As is often the case with life, we can draw good and bad from the program. One positive is that each person is forced to get along, both interpersonally and as part of a working unit, or face the likelihood of expulsion. For example, the first person voted off the island had caused her team to lose the waterproof matches needed to build fires. The next two
went because their teammates found them difficult to get along with.
The castaways have had to work together to build shelter, to prepare meals and find food,
and in fraternity-type competitions. It's meant compromise and forced some of them to
consider the good of the whole, rather than just their own good.

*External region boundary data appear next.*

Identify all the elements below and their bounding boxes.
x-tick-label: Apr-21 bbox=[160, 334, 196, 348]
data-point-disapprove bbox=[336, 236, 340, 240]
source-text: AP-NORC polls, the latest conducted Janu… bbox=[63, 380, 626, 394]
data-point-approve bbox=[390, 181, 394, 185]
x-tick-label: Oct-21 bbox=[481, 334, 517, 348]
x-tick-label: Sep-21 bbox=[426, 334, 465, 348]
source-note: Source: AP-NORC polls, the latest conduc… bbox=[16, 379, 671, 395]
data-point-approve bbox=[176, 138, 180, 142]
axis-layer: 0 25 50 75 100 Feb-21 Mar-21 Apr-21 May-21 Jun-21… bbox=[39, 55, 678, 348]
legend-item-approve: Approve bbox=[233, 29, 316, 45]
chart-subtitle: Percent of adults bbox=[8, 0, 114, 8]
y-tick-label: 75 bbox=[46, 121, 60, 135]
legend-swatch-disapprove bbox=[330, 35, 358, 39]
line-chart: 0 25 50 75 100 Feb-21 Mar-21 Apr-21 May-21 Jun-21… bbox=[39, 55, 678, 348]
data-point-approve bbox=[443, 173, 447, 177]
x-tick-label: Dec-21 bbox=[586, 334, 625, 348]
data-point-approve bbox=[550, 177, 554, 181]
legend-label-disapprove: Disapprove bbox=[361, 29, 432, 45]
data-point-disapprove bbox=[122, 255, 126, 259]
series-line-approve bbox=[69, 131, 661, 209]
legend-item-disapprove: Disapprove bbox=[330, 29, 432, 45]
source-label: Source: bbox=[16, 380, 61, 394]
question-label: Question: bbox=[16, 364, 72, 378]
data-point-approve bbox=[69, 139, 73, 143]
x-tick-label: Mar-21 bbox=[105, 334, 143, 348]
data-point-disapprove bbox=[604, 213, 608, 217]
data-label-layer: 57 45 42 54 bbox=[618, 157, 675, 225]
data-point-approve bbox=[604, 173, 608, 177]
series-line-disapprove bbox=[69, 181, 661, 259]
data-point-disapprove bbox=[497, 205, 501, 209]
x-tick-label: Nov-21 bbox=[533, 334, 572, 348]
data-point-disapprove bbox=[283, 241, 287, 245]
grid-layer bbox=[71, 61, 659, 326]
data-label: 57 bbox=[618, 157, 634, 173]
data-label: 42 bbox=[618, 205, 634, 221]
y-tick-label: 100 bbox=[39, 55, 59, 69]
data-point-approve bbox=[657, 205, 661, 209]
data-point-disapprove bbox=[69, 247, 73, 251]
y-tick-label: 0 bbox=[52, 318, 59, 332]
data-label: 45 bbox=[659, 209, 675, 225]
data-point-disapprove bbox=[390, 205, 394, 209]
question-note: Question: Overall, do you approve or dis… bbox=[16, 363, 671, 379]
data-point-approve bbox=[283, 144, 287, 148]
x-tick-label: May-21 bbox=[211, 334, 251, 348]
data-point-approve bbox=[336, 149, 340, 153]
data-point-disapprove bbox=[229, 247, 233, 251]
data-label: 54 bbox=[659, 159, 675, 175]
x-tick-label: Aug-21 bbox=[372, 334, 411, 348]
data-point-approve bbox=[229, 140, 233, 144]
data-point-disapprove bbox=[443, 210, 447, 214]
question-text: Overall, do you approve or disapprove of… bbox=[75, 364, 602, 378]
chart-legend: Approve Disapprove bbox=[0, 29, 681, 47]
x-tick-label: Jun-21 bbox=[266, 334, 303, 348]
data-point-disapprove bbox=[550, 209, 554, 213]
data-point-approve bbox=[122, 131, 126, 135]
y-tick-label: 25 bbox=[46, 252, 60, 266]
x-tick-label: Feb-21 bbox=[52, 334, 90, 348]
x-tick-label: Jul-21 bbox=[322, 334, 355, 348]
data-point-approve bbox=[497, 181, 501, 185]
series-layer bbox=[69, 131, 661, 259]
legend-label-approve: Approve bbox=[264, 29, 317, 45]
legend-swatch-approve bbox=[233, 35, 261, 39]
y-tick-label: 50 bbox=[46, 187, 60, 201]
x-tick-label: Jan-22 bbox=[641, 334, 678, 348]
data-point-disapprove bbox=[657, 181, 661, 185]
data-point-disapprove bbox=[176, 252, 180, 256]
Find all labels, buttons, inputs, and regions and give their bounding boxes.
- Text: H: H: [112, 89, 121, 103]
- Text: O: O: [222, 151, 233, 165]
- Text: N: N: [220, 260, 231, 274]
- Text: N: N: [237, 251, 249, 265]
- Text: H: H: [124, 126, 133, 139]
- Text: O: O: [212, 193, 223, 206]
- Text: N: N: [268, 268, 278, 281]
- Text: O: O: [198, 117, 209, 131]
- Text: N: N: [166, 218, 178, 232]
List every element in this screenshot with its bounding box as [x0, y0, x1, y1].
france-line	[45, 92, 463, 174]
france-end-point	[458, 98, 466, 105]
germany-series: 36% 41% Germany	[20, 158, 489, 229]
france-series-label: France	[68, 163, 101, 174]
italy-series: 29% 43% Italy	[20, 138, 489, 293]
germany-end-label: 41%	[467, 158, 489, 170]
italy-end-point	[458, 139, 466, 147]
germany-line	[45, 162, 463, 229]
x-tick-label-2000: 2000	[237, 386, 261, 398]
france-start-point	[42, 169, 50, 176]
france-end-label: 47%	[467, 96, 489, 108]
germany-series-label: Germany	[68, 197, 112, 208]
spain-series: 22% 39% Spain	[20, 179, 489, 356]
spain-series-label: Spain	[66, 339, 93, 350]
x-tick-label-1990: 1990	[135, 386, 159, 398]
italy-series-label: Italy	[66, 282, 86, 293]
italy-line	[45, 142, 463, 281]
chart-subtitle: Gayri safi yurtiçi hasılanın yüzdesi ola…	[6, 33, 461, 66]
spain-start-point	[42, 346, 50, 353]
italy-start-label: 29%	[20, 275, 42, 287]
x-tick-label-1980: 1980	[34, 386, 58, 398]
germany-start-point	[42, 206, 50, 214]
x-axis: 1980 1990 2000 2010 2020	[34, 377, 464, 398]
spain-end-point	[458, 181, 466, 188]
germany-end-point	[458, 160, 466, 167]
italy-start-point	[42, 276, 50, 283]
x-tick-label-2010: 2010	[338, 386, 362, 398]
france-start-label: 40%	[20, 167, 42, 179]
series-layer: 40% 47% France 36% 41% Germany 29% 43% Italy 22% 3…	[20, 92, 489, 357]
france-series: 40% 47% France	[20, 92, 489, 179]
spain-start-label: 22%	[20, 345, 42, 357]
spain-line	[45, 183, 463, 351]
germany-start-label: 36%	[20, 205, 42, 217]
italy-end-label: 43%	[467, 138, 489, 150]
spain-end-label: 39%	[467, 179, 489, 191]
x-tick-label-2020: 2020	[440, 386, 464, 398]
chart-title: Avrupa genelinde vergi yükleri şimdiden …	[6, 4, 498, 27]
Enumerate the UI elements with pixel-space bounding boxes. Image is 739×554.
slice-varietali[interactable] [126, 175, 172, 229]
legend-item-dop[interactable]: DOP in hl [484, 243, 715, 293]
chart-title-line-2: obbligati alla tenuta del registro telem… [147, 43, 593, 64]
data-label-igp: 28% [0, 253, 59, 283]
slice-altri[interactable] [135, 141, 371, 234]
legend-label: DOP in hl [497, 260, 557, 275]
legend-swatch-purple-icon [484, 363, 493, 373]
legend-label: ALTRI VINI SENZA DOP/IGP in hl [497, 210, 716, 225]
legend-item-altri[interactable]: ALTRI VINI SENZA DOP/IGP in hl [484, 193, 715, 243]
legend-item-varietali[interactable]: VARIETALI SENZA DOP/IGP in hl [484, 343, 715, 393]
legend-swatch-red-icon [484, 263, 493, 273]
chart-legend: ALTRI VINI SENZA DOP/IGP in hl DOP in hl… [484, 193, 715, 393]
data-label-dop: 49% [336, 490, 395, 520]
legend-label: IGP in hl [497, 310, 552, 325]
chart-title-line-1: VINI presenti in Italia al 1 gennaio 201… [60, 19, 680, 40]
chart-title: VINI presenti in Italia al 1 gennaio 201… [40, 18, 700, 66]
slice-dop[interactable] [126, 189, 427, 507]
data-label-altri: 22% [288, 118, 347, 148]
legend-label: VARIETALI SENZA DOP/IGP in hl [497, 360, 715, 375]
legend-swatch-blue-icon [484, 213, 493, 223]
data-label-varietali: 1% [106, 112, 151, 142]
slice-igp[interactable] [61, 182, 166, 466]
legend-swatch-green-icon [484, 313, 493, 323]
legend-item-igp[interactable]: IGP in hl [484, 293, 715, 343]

On the minus side, there is still a certain selfishness because of the desire to win $1 million. And, there's pettiness that comes out in the personality conflicts that some seem to prize. And the idea of voting off one person each week typifies a lifeboat mentality that prizes objects above people and sees value in humans based only on their productivity. That is precisely what John Huebscher referred to in his Eye on the Capitol column (6/16) when he wrote that William Jennings Bryan's concerns about evolution in the "Scopes Monkey Trial" of 1925 had more to do with the implications of "Social Darwinism," in which the "survival of the fittest" would justify decisions that harm the poor and the weak in the name of "progress."
Still Survivor makes fascinating viewing. It will be interesting in coming weeks to watch the relationships develop and to see how that will affect the hard choices about who goes and who stays. With some luck, Survivor will awaken our collective consciousness and stir a national debate on the survival of our country's fittest, winner-take-all attitude.